Year 10 In Post Brexit Britain.

…Making Britain GREAT again…

Most people in the UK are currently sitting in front of whatever fan/air-conditioner/open freezer is available to them, bemusing the fact that a giant in outer space appears to popped the country, along with several of it’s EU exes, onto a skewer, and shoved it into a pile of burning embers, much as a group of Scouts does with a packet of cheap marshmallows while at the end of a weekend of foraging for blackberries.

I, on the other hand, am sitting here bemusing the fact that ten years ago today, this idiotic country voted for the single biggest act of self-destruction in its recent history.

Since then:

  • David Cameron whistled a happy little tune as he walked away, washing his hands of the whole, sorry, business.
  • After a back-stabby scramble for the top job, Theresa May became Prime Minister, despite not caring enough about its future because “she isn’t a Mother”.
  • Corbyn’s leadership of the Labour Party was challenged, because he was absolutely useless during the Brexit Campaign, but ultimately the party decided to keep him in situ. Remember Owen Smith, anyone? No, me neither.
  • In 2017 May thought a general election would be fun, so she called one, a mere two years after the previous one. Brenda from Bristol was not amused. The Tories held on, but not by much.
  • Boris Johnson did his best to rally the troops to vote down any semblance of a deal that May’s government came up with. Eventually Theresa told them all to fuck themselves, she’d had enough.
  • After another cage fight for the Premiership, Boris emerged as the chosen one.
  • In December 2019 the nation went to the polls a-fucking-gen and because people were still idiots three years after voting Brexit, the Tories won a landslide.
  • After that shit-show Corbyn resigned as leader, but stayed on while the new leader was selected.
  • COVID! COVID! COVID!
  • Starmer was elected as Labour Leader from an acceptable social distance.
  • COVID! COVID! COVID!
  • By July 2022 Boris Johnson confirmed what all clear minded people already knew – that he is a deplorable bellend. When the nation found out that he had been partying at No.10, and allowing his SPADS to vomit all over the walls, while the Queen attended her husband’s funeral alone to adhere to Covid regulations, even the Tories decided they’d had enough.
  • More blood and guts, as the Boiled Egg in a Suit clung on for dear life, led to the eventual election of Liz Truss.
  • Forty Nine Days, One dead Monarch, One dead Economy, but One very much alive Lettuce later, Truss, too, was shown the door.
  • Rishi did his best, but the country was well and truly sick of the ever-shrinking Tory Party playing musical Prime. Ministers, and in 2024 King Keir and Labour won with an enormous majority.
  • And now, after almost two years of constant in-fighting, he too has resigned. On Brexit-Eve.
  • As things currently stand, it looks like the most appealing job since Wife of Henry VIII will be taken over by Andy Burnham.

But who knows.

All we DO know, is that the first decade of making Britain GREAT again has been a triumph indeed…
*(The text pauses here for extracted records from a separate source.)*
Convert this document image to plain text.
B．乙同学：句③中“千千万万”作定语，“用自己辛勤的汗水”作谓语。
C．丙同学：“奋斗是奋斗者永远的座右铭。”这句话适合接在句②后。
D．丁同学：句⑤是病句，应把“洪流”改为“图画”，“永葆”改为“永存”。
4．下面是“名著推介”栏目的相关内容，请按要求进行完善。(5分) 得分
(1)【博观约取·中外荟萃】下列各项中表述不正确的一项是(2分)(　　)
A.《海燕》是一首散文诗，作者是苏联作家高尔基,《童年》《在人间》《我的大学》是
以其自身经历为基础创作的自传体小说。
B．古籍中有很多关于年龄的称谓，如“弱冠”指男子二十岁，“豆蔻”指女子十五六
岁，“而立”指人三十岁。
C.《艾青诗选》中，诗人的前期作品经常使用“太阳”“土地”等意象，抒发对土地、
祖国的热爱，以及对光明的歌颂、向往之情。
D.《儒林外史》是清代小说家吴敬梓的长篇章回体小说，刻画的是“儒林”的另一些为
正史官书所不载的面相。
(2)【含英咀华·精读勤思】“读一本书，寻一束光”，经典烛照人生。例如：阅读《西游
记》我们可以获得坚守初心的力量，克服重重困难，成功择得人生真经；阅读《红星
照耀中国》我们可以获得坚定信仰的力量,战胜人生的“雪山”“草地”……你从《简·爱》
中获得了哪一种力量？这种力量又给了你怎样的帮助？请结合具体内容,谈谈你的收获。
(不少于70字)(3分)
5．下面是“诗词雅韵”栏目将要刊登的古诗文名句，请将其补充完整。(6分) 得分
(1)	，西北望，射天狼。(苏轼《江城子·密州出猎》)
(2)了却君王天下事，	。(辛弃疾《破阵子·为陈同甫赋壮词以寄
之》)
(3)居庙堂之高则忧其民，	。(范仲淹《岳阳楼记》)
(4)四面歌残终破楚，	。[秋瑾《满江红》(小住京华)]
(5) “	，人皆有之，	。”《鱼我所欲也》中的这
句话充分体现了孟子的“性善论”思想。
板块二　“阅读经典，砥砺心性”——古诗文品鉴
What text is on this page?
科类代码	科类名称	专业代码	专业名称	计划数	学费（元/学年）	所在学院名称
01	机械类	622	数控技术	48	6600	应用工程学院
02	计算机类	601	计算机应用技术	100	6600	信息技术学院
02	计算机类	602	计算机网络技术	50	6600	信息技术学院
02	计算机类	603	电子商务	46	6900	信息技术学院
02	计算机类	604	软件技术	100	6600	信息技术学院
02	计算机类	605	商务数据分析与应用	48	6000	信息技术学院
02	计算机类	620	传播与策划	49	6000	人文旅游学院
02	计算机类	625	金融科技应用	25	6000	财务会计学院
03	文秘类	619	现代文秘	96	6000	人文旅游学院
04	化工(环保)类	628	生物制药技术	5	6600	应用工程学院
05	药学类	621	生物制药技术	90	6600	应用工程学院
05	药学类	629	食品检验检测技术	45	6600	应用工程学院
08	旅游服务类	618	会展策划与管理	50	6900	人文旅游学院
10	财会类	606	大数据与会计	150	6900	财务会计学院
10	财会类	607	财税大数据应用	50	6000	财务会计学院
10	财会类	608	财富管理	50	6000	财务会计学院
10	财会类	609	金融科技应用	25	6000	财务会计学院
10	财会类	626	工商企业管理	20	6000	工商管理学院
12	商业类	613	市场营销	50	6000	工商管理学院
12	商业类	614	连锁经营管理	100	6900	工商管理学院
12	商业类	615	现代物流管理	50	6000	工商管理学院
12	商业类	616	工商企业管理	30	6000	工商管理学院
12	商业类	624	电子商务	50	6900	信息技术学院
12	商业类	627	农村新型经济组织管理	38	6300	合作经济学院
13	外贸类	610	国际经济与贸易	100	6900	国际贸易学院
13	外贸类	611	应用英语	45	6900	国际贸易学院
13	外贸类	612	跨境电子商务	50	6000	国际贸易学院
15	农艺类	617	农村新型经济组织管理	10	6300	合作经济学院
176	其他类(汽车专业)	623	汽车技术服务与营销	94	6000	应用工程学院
Those of you with whom I was friends on Facebook at the time, may remember the daily posts I would write about PostBrexit Britain, and to mark the anniversary of the fallacy, I will be posting them here, one day at a time – really just for a record, as I’m slowly clearing my Facebook account.


“23 June 2016 – Facebook

I am voting Remain. For a multitude of reasons, that I don’t have enough time or space to go into. But if I hadn’t had enough reasons already, the Leave Campaign would have pushed me over the line.

With a contempt for education that will land us back in the dark ages before you can say Brexit, the Leave campaign has poo-pooed experts in pretty much every field there is, culminating in Michael Gove comparing economists who criticise Brexit, with Nazi scientists who denounced Einstein as wrong. He did. I know, right?!

While I’m sure that not every person voting Leave is racist (because I don’t want to believe that’s true) the campaign itself has done its best to drum up a level of suspicion and hostility directed at anyone “not British enough”, that it has made me feel physically sick. Sick and ashamed that the people I grew up with, who are scattered across the globe, are seeing such poison coming out of the country I have chosen to live in.

The people behind these tactics will be the people reforming the country if it votes Leave. And of all the scare stories being bandied about, and prospects that are being hypothesised, that’s the scariest prospect of all.

If you are undecided, please, PLEASE vote with me.”